The Head of the department of Japan at the Vand International Tour company, Ms. Natalia Minorskaya, doesn't expect the new regulations to drive the flow of tourist to Japan: "Hardly any of our clients book a trip for longer than two weeks; mostly because of high price tag. For example, an 11-day package including the flights stands in almost $5.5 thousand per person."
Ms. Natalia Dalbinova, the sales director of the Oriental Discovery company, agrees with her colleague. However, she noted an increase in visa application processing time. Sometimes, instead of four business days, the wait lasts up to two weeks. Besides, all applicants still have to present original invitation letter from the receiving party.
On the bright side, Ms. Oksana Loban of the Astravel company is sure that slight inconveniences of Japanese visa application procedure actually play into tour operator's hands as thanks to this they get to handle the lion's share of the tourist flow.
According to the Japan National Tourist Organization (JNTO), during the first nine months of the current year, the land of the rising sun welcomed 45 thousand Russian tourists, which is 33% more than a year before. The travel trade confirms the positive trend and reports almost complete recovery of the tourist flow that dropped to zero after the devastating earthquake in 2011. "This year, we managed to come to the same successful level of sales we had in 2008," Ms. Loban explained.
The demand for Japan at the Vand International tour is twice as good as it was last year; although the tourist flow has been quite unsteady. Thus, this year's cherry blossom and May holidays were a great success, while autumn tours to see red maple trees were not that popular.
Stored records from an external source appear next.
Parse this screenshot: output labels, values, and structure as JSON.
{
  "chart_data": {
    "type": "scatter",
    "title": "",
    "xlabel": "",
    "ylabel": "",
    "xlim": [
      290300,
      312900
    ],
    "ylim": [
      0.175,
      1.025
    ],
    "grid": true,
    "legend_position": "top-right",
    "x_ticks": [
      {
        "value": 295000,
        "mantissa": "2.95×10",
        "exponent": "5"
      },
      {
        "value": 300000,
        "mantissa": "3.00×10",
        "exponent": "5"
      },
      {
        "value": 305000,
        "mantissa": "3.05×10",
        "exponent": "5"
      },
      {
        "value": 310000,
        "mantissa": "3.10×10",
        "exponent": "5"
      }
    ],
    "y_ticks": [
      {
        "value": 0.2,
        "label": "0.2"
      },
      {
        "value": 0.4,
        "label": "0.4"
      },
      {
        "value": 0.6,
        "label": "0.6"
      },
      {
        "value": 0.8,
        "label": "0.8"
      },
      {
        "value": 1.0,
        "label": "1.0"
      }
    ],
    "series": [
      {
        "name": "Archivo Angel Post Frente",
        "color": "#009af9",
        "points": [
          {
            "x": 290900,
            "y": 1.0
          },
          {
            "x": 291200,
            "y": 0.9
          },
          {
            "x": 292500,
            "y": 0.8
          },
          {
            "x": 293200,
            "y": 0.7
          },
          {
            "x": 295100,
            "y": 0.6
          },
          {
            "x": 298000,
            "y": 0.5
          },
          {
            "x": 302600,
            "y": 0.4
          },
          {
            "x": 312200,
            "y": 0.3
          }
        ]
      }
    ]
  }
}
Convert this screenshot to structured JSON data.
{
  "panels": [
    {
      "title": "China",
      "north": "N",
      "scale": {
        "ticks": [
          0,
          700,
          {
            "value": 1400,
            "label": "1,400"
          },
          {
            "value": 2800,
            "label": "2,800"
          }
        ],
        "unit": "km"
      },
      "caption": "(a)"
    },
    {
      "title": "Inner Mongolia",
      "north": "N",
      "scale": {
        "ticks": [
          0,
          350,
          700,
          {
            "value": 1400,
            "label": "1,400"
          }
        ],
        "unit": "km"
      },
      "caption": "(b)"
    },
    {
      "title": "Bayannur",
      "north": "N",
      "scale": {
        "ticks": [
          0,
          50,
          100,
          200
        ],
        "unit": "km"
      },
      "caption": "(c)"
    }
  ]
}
Apart from traditional itineraries including visits to Tokyo and Kyoto, continues Natalia Minorskaya, the Russians has been taking interest in more exotic destination such as Jigokudani – home of the famous snow monkeys.
Despite tremendous promotional efforts of Japan's tourism authorities, local ski resorts are not in-demand with the Russians so far. At the same time, the sales have been fairly active – there have already been some bookings for next year's cherry blossom and May holidays.